Stock Dove Bird Information and Facts
Length: 33 cm. The male and female have like plumage.
Weight: Circa 280 grams.
Voice: A cooing note that sounds like ‘ooo-roo-oo’.
Size of Egg: 33.0—43.0 X 26.0—31.0 mm.
Breeding and Nesting
Stock Dove sometimes take over an abandoned black woodpecker’s hole, will lay their eggs in a manmade nesting box, and are known also to nest in holes in sandbanks. The nest is generally located at least 10 metres above the ground. The stock dove has disappeared from many forests where it was once plentiful because of the lack of suitable nesting cavities.
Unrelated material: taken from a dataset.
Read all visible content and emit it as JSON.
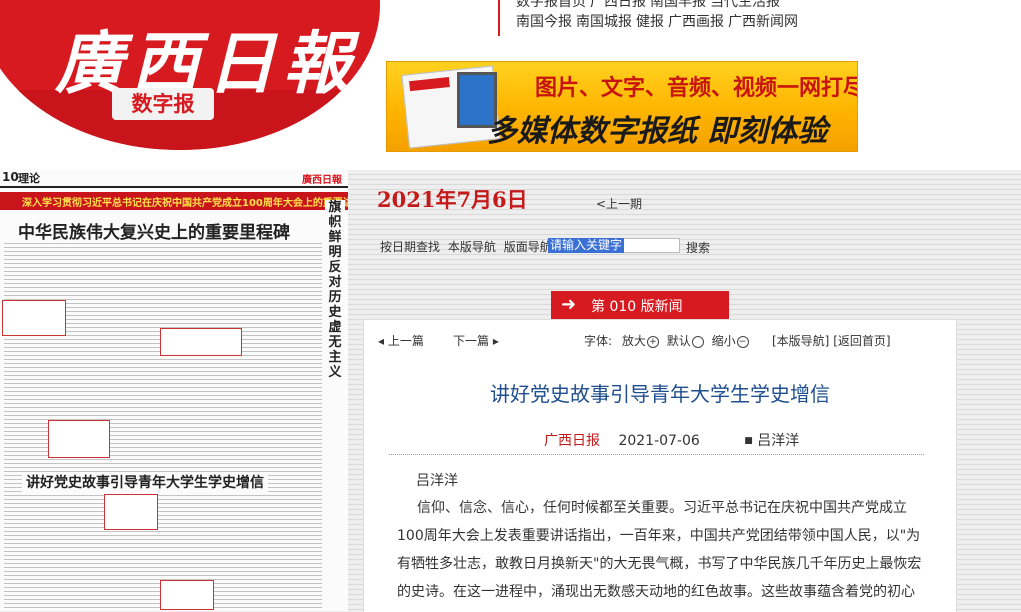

The hollow is lined with dry sticks and small twigs, but some females will lay their clutch of two eggs without bothering to line the cavity. Incubation, shared by both partners, occupies a period of 16 to 17 days, and both feed the young ‘pigeon’s milk’ regurgitated from the crop.
At the age of three weeks the young stock dove leaves the nest, but continue to be fed half-digested seeds and grain by the parents for a short while longer. When their offspring are fully mature, the adult birds often have a second brood. The diet of the mature birds consists mostly of various seeds, but includes small fruits, berries and green plant parts.